• Bug#1104426: The core issue is cloud-init on IPv6-only networks

    From Noah Meyerhans@21:1/5 to Zar VPN on Sun May 4 05:10:01 2025
    Control: tags -1 + upstream
    Control: forwarded -1 https://github.com/canonical/cloud-init/issues/6205

    On Sat, May 03, 2025 at 12:25:01PM +0330, Zar VPN wrote:
    This is a critical issue, as it prevents users from booting and
    configuring instances in modern IPv6-only cloud environments using the
    official Debian cloud image.

    I can reproduce this issue, but I don't think it is limited to Debian.
    It seems that it's either cloud-init itself or python's HTTP client
    (urllib3 and/or requests).

    cloudinit/sources/DataSourceOpenStack.py defines a function wait_for_metadata_service(). This contains the default list of IMDS endpoints:

    DEF_MD_URLS = [
    "http://[fe80::a9fe:a9fe%25{iface}]".format(
    iface=self.distro.fallback_interface
    ),
    "http://169.254.169.254",
    ]
    urls = self.ds_cfg.get("metadata_urls", DEF_MD_URLS)

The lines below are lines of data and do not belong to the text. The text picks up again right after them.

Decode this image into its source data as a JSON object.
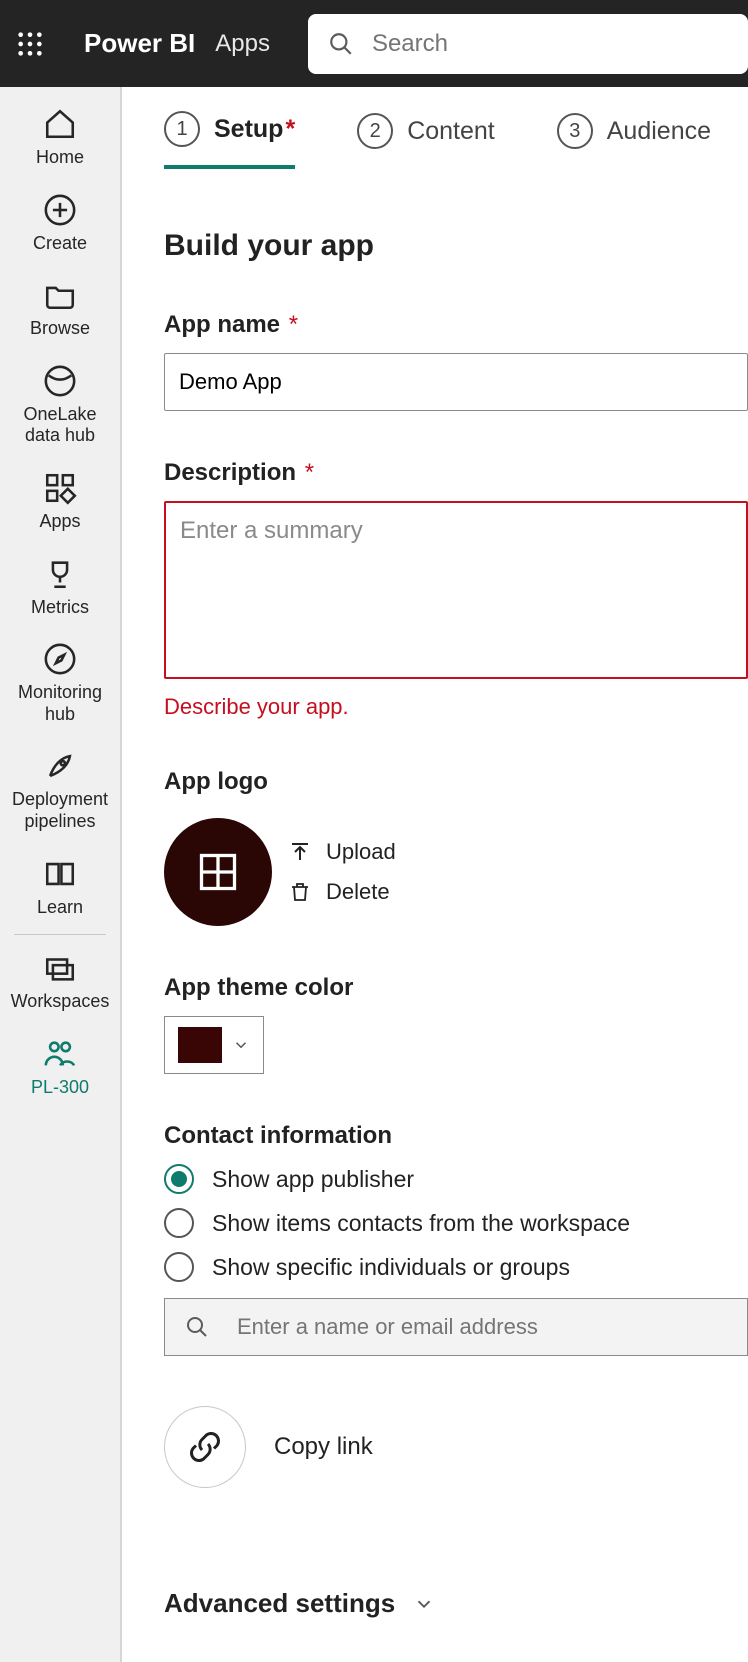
{
  "topbar": {
    "brand": "Power BI",
    "section": "Apps",
    "search_placeholder": "Search"
  },
  "nav": {
    "items": [
      {
        "id": "home",
        "label": "Home"
      },
      {
        "id": "create",
        "label": "Create"
      },
      {
        "id": "browse",
        "label": "Browse"
      },
      {
        "id": "onelake",
        "label": "OneLake data hub"
      },
      {
        "id": "apps",
        "label": "Apps"
      },
      {
        "id": "metrics",
        "label": "Metrics"
      },
      {
        "id": "monitoring",
        "label": "Monitoring hub"
      },
      {
        "id": "deployment",
        "label": "Deployment pipelines"
      },
      {
        "id": "learn",
        "label": "Learn"
      },
      {
        "id": "workspaces",
        "label": "Workspaces"
      },
      {
        "id": "pl300",
        "label": "PL-300"
      }
    ]
  },
  "tabs": [
    {
      "label": "Setup",
      "required": true,
      "active": true
    },
    {
      "label": "Content",
      "required": false,
      "active": false
    },
    {
      "label": "Audience",
      "required": false,
      "active": false
    }
  ],
  "page_title": "Build your app",
  "app_name": {
    "label": "App name",
    "value": "Demo App"
  },
  "description": {
    "label": "Description",
    "placeholder": "Enter a summary",
    "value": "",
    "error": "Describe your app."
  },
  "app_logo": {
    "label": "App logo",
    "upload": "Upload",
    "delete": "Delete"
  },
  "theme": {
    "label": "App theme color",
    "color": "#3a0605"
  },
  "contact": {
    "label": "Contact information",
    "options": [
      "Show app publisher",
      "Show items contacts from the workspace",
      "Show specific individuals or groups"
    ],
    "selected": 0,
    "search_placeholder": "Enter a name or email address"
  },
  "copy_link": "Copy link",
  "advanced": "Advanced settings"
}
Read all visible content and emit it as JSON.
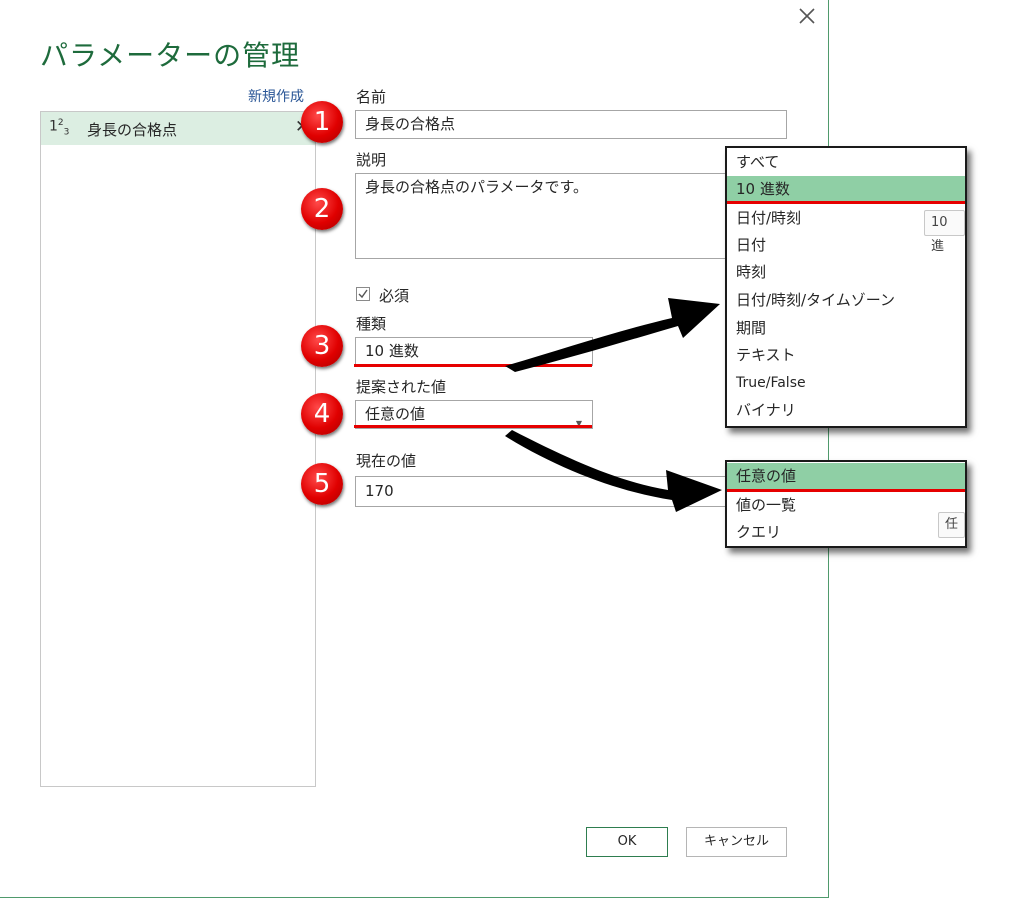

    It constructs a list of URLs to probe when looking for a functioning
    IMDS endpoint by appending the "openstack" path to the default list of endpoints, as well as any passed in the configuration:

    for url in urls:
    md_url = url_helper.combine_url(url, "openstack")
    md_urls.append(md_url)

    It then probes those endpoints:

    avail_url, _response = url_helper.wait_for_url(
    urls=md_urls,
    max_wait=url_params.max_wait_seconds,
    timeout=url_params.timeout_seconds,
    connect_synchronously=False,
    )

    However, it doesn't actually seem to be able to successfully probe a
    link-local endpoint at all. We can test this ourselves by constructing
    a simplified test case:

    noahm@foo:~$ cat /tmp/t.py
    #!/usr/bin/python3

    from cloudinit import url_helper
    url="http://[fe80::a9fe:a9fe%enp0s1]"
    md_url = url_helper.combine_url(url, "openstack")
    md_urls=[md_url]
    print(url_helper.wait_for_url(md_urls, max_wait=5, timeout=1))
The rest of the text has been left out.